To find out, the CMU researchers, along with colleagues at the University of Washington, analyzed almost 3 million news articles and the public profiles of the people who shared those articles on Twitter. This enabled them to generate a few thousand "badges" that characterized the content of the shared news articles and also could be used to analyze any subsequent article, including those that had never been shared or even read.
"Because these badges are based on the readers' self-described interests, rather than only on the words in each article, we found that the badges provide a consistent, reliable means of representing content," said Khalid El-Arini, a recent Ph.D. graduate of the CMU Computer Science Department. "For instance, while what it means to be 'liberal' changes from month to month, there will always be people who describe themselves as 'liberal' on Twitter, allowing us to produce a direct correspondence between 'liberal' topics from different periods of time."
This approach could thus be used in recommendation systems, but also can provide interesting insights about writers and the state of political discourse.
El-Arini will present the findings today at the Conference on Knowledge Discovery and Data Mining (KDD 2013) in Chicago. Other investigators were Min Xu, a Ph.D. student in CMU's Machine Learning Department; Emily Fox, assistant professor of statistics at the University of Washington, and Carlos Guestrin, professor of computer science and engineering at Washington.
In order to train their model, the team began by looking at three months of tweets—from September of 2010, 2011 and 2012—and selecting those that included links to mainstream news articles and came from a user who had filled out a Twitter profile.
Each news article was then downloaded and the most meaningful, unique words were extracted, creating a "bag of words" for each article; similar to a visual word cloud, these bags give greater weight to more important words. Likewise, from each user's Twitter profile, a set of descriptive words, or badges, was extracted.
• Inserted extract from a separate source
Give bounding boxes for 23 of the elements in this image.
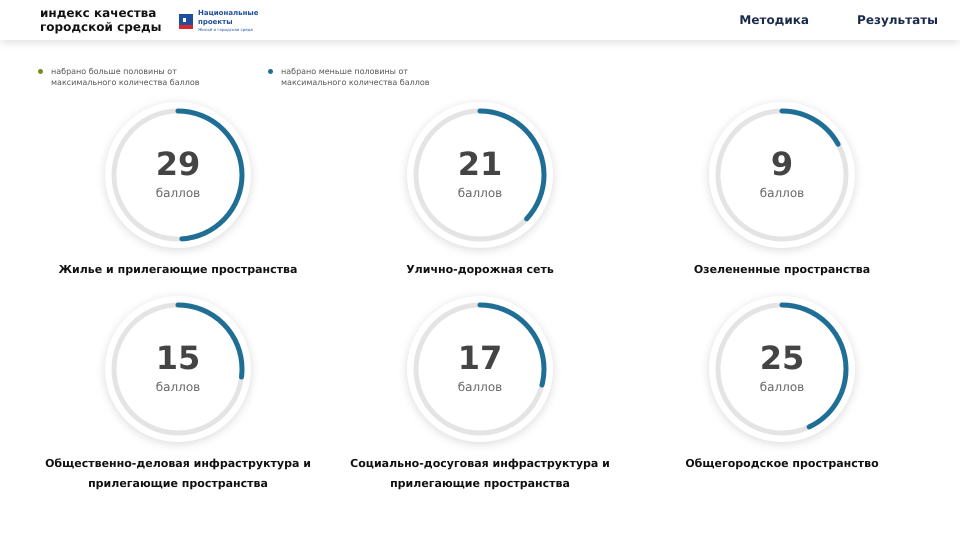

By comparing the bags of words with badges from the people who shared the articles, the researchers were able to create a dictionary that associated each badge with its characteristic words. For example, people who self-identify with the music badge in their profiles are likely to share articles with words such as "band," "album" and "song." Different dictionaries were created for each year to compensate for interests or topics that change over time. These dictionaries were then used to encode new articles, leading to a document representation based on attributes of potential readers.
"It is important to point out that the badge dictionaries can be used to encode articles never before seen or shared," El-Arini said. "We take the content of the articles, and use our model to predict which types of readers would be likely to share them."
The researchers included a case study that used badges to explore the readership of prominent political columnists. This method showed, not surprisingly, that New York Times columnist Maureen Dowd had readers who tended to be progressive. This association was notable because Dowd never explicitly uses the word "progressive" in the articles analyzed by the researchers. Rather, the algorithm detected that the words Dowd uses in these articles correspond to the type of content self-described progressives tend to share on Twitter.
El-Arini, now a research scientist at Facebook, said the algorithm the team designed also takes into account relationships between badges. The system understands, for instance, that "liberal" is similar to "progressive" and "school" is associated with "student."
"Our methodology leads to thematically coherent topics that are more consistent over time than popular alternative approaches," El-Arini said. "We believe this method will lead to better performance on personalization tasks."